Roman Polanski has been awarded £50,000 libel damages from a magazine which said he propositioned a woman shortly after his wife was murdered in 1969.
Mr Polanski denied the incident ever took place
Vanity Fair publisher Conde Nast had conceded the article was inaccurate, but said the gist of it held true.
Mr Polanski denied it ever happened and he had been "monstrously libelled".
After the verdict, he said: "It goes without saying that, whilst the whole episode is a sad one, I am obviously pleased with the jury's verdict today."
He added: "Three years of my life have been interrupted. Three years within which I have had no choice but to relive the horrible events of August 1969, the murders of my wife, my unborn child and my friends.
"Many untruths have been published about me, most of which I have ignored, but the allegations printed in the July 2002 edition of Vanity Fair could not go unchallenged."
Graydon Carter, editor of Vanity Fair, was also in court
Mr Polanski had testified in Paris, amid fears that if he entered the UK he would face extradition to the US, where he is still required to face sentencing for child sex charges.

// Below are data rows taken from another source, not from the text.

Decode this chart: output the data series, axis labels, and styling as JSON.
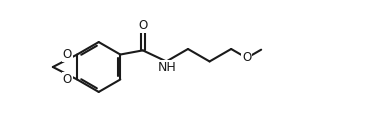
{
  "bg_color": "#ffffff",
  "line_color": "#1a1a1a",
  "line_width": 1.5,
  "font_size": 8.5,
  "figsize": [
    3.81,
    1.34
  ],
  "dpi": 100,
  "xlim": [
    -0.5,
    10.5
  ],
  "ylim": [
    0.0,
    3.6
  ]
}
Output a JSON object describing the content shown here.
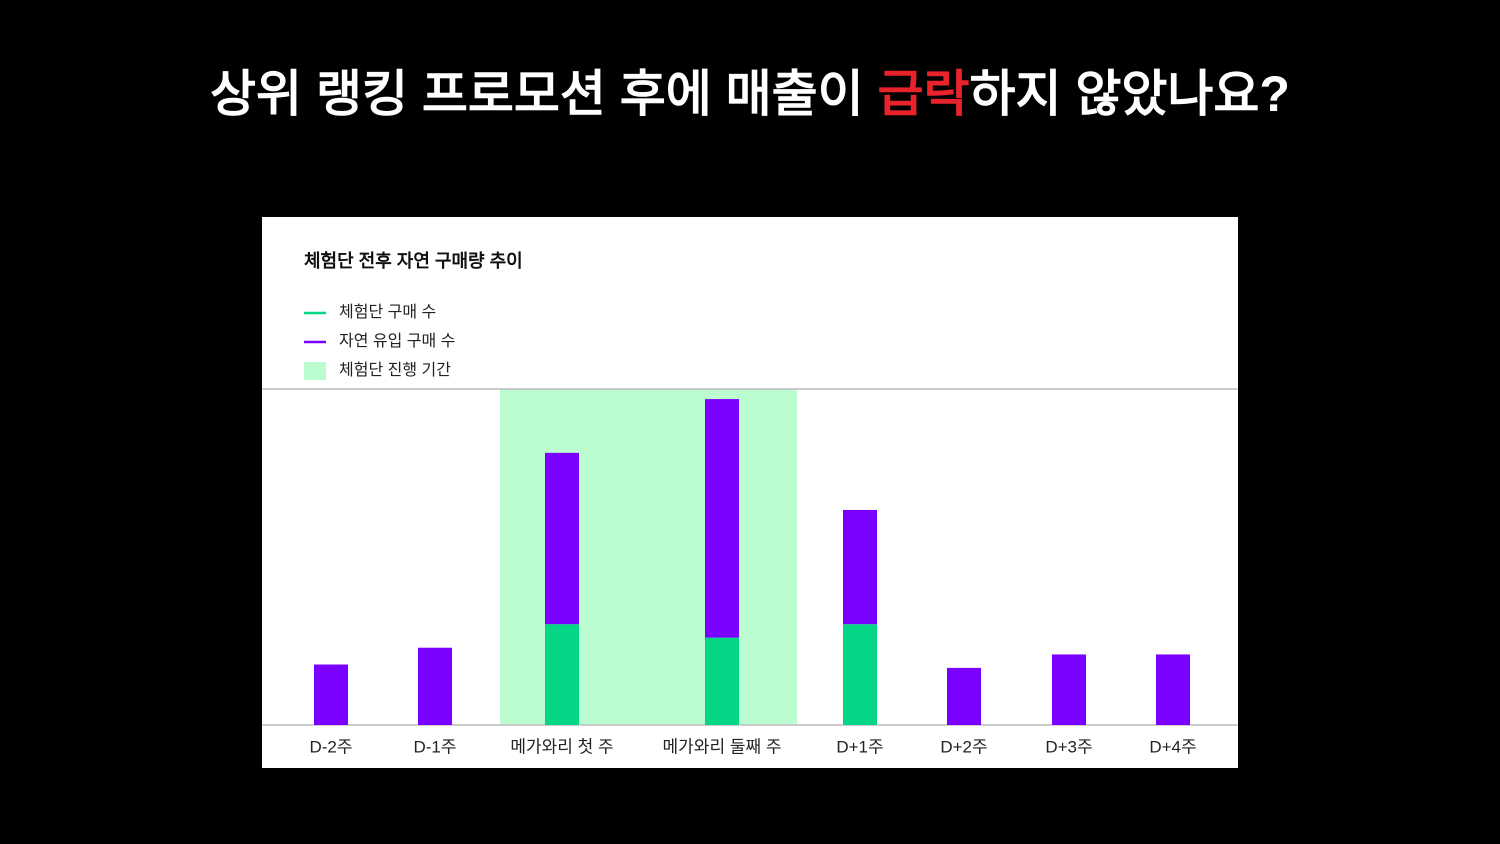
{
  "title_parts": [
    {
      "text": "상위 랭킹 프로모션 후에 매출이 "
    },
    {
      "text": "급락",
      "color": "#e8232b"
    },
    {
      "text": "하지 않았나요?"
    }
  ],
  "chart_data": {
    "type": "stacked_bar",
    "title": "체험단 전후 자연 구매량 추이",
    "categories": [
      "D-2주",
      "D-1주",
      "메가와리 첫 주",
      "메가와리 둘째 주",
      "D+1주",
      "D+2주",
      "D+3주",
      "D+4주"
    ],
    "series": [
      {
        "name": "체험단 구매 수",
        "color": "#05d686",
        "values": [
          0,
          0,
          30,
          26,
          30,
          0,
          0,
          0
        ]
      },
      {
        "name": "자연 유입 구매 수",
        "color": "#7a00ff",
        "values": [
          18,
          23,
          51,
          71,
          34,
          17,
          21,
          21
        ]
      }
    ],
    "highlight": {
      "name": "체험단 진행 기간",
      "color": "#bbfdd0",
      "range": [
        "메가와리 첫 주",
        "메가와리 둘째 주"
      ]
    },
    "ylim": [
      0,
      100
    ]
  }
}
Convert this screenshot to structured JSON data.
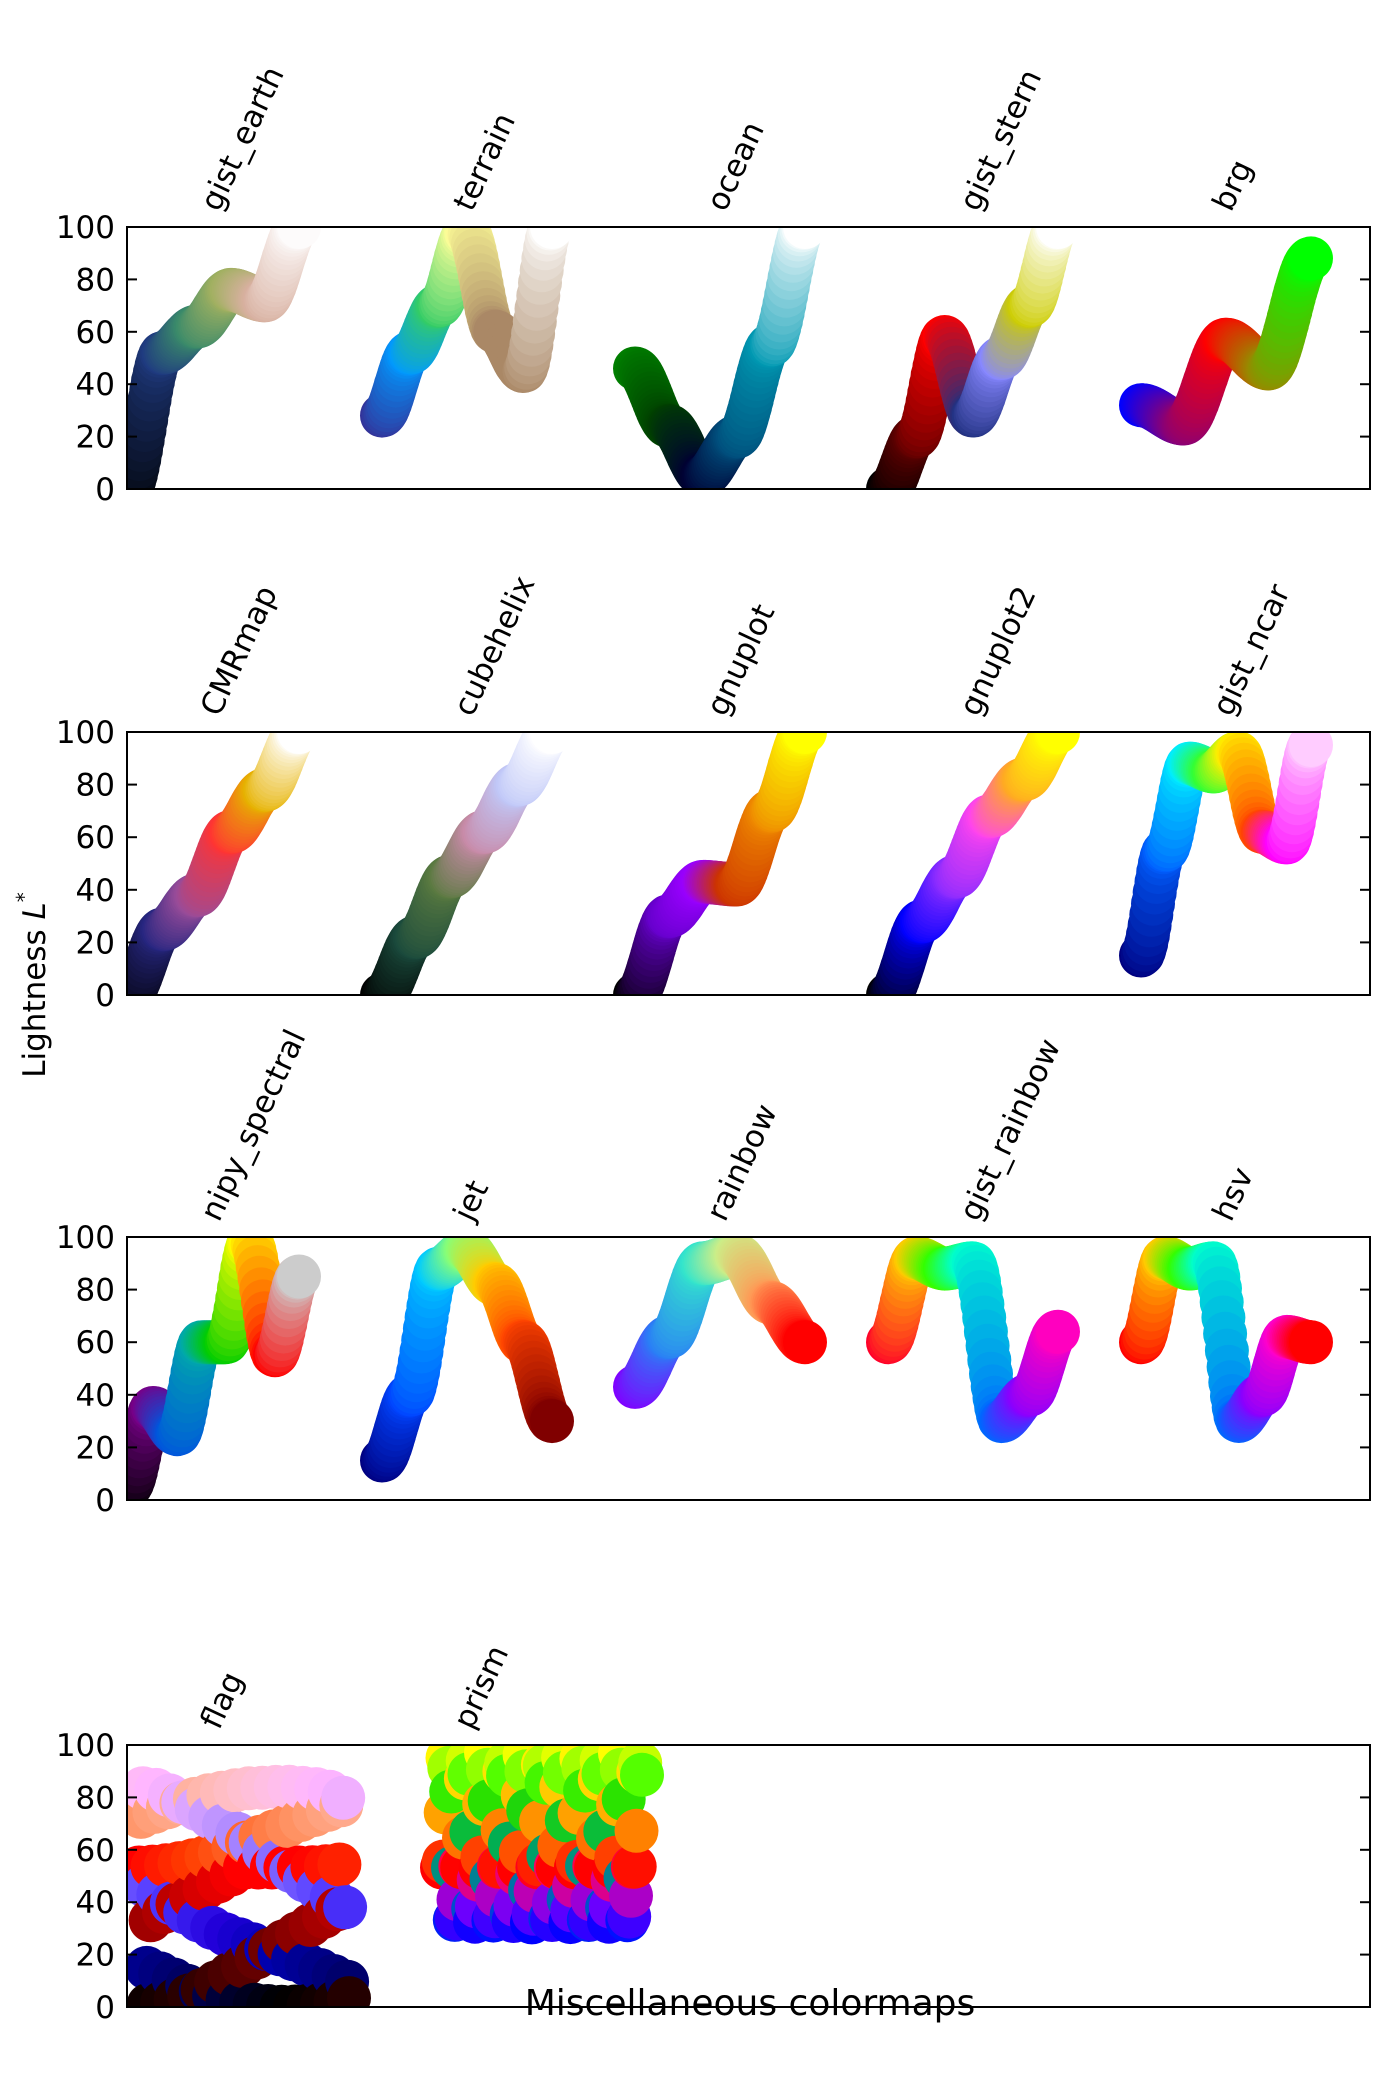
{
  "figure": {
    "ylabel": "Lightness L*",
    "ylabel_main": "Lightness ",
    "ylabel_var": "L",
    "ylabel_sup": "*",
    "xlabel": "Miscellaneous colormaps"
  },
  "chart_data": {
    "type": "scatter",
    "ylim": [
      0,
      100
    ],
    "yticks": [
      "0",
      "20",
      "40",
      "60",
      "80",
      "100"
    ],
    "grid": false,
    "panels": [
      {
        "colormaps": [
          {
            "name": "gist_earth",
            "color_stops": [
              "#000000",
              "#1f3a80",
              "#3a8a6a",
              "#a0b060",
              "#d8b0a0",
              "#fdfbfb"
            ],
            "L_stops": [
              0,
              52,
              62,
              76,
              72,
              100
            ]
          },
          {
            "name": "terrain",
            "color_stops": [
              "#333399",
              "#0099ff",
              "#33cc66",
              "#ffff99",
              "#aa8866",
              "#aa8866",
              "#ffffff"
            ],
            "L_stops": [
              28,
              52,
              70,
              98,
              60,
              45,
              100
            ]
          },
          {
            "name": "ocean",
            "color_stops": [
              "#007f00",
              "#004000",
              "#000033",
              "#004c7a",
              "#0099b2",
              "#ffffff"
            ],
            "L_stops": [
              46,
              24,
              5,
              20,
              55,
              100
            ]
          },
          {
            "name": "gist_stern",
            "color_stops": [
              "#000000",
              "#600000",
              "#ff0000",
              "#203080",
              "#8888ff",
              "#cccc00",
              "#ffffff"
            ],
            "L_stops": [
              0,
              20,
              58,
              28,
              50,
              70,
              100
            ]
          },
          {
            "name": "brg",
            "color_stops": [
              "#0000ff",
              "#880077",
              "#ff0000",
              "#998800",
              "#00ff00"
            ],
            "L_stops": [
              32,
              25,
              57,
              46,
              88
            ]
          }
        ]
      },
      {
        "colormaps": [
          {
            "name": "CMRmap",
            "color_stops": [
              "#000000",
              "#262680",
              "#994c99",
              "#ff3333",
              "#e6b200",
              "#ffffff"
            ],
            "L_stops": [
              0,
              25,
              38,
              62,
              78,
              100
            ]
          },
          {
            "name": "cubehelix",
            "color_stops": [
              "#000000",
              "#1a4a3c",
              "#5a7a40",
              "#c88aa8",
              "#c0c8f8",
              "#ffffff"
            ],
            "L_stops": [
              0,
              22,
              45,
              62,
              80,
              100
            ]
          },
          {
            "name": "gnuplot",
            "color_stops": [
              "#000000",
              "#6600cc",
              "#9900ff",
              "#cc3300",
              "#ee8800",
              "#ffff00"
            ],
            "L_stops": [
              0,
              30,
              43,
              42,
              70,
              100
            ]
          },
          {
            "name": "gnuplot2",
            "color_stops": [
              "#000000",
              "#0000ff",
              "#8a2bff",
              "#ff44ee",
              "#ffaa22",
              "#ffff00"
            ],
            "L_stops": [
              0,
              28,
              45,
              68,
              82,
              100
            ]
          },
          {
            "name": "gist_ncar",
            "color_stops": [
              "#000080",
              "#0060ff",
              "#00eeff",
              "#33ff33",
              "#ffee00",
              "#ff4400",
              "#ff00ff",
              "#ffccff"
            ],
            "L_stops": [
              15,
              55,
              88,
              85,
              92,
              62,
              58,
              95
            ]
          }
        ]
      },
      {
        "colormaps": [
          {
            "name": "nipy_spectral",
            "color_stops": [
              "#000000",
              "#770088",
              "#0055dd",
              "#00aaaa",
              "#00cc00",
              "#ffff00",
              "#ff0000",
              "#cccccc"
            ],
            "L_stops": [
              5,
              35,
              25,
              60,
              60,
              98,
              55,
              85
            ]
          },
          {
            "name": "jet",
            "color_stops": [
              "#000080",
              "#0044ff",
              "#00ccff",
              "#88ff77",
              "#ffcc00",
              "#ff4400",
              "#800000"
            ],
            "L_stops": [
              15,
              40,
              88,
              95,
              82,
              60,
              30
            ]
          },
          {
            "name": "rainbow",
            "color_stops": [
              "#8000ff",
              "#2a7ef6",
              "#33e5cc",
              "#ccee88",
              "#ff9955",
              "#ff0000"
            ],
            "L_stops": [
              43,
              62,
              90,
              93,
              75,
              60
            ]
          },
          {
            "name": "gist_rainbow",
            "color_stops": [
              "#ff0029",
              "#ffcc00",
              "#33ff00",
              "#00ffcc",
              "#0066ff",
              "#8800ff",
              "#ff00bf"
            ],
            "L_stops": [
              60,
              92,
              88,
              90,
              30,
              40,
              64
            ]
          },
          {
            "name": "hsv",
            "color_stops": [
              "#ff0000",
              "#ffcc00",
              "#33ff00",
              "#00ffcc",
              "#0066ff",
              "#8800ff",
              "#ff00cc",
              "#ff0000"
            ],
            "L_stops": [
              60,
              92,
              88,
              90,
              30,
              40,
              62,
              60
            ]
          }
        ]
      },
      {
        "colormaps": [
          {
            "name": "flag"
          },
          {
            "name": "prism"
          }
        ]
      }
    ]
  }
}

Outside court, Vanity Fair editor Graydon Carter said: "I find it amazing that a man who lives in France can sue a magazine that is published in America in a British courtroom.
"As a father of four children, one of whom is a 12-year-old daughter, I find it equally outrageous that this story is considered defamatory, given the fact that Mr Polanski cannot be here because he slept with a 13-year-old girl a quarter of a century ago."
Mr Polanski's pregnant wife was murdered by Charles Manson's cult followers at the couple's home in California.
Vanity Fair had claimed the director made sexual advances to a woman at a New York restaurant on the way to Ms Tate's funeral.
But Mr Polanski told the High Court he had been libelled "for the sake of a lurid anecdote".
The magazine unsuccessfully argued the incident did happen, although it admitted it had got its dates wrong.
Harper's Magazine editor Lewis Lapham, who was the source of the story, testified he had witnessed Mr Polanski talking to model Beate Telle in a "forward way".
He said: "At one point he had his hand on her leg and said to her 'I can put you in movies. I can make you the next Sharon Tate'. "
Conde Nast was ordered to pay £175,000 costs within 14 days, and faces a legal bill which could top £1m.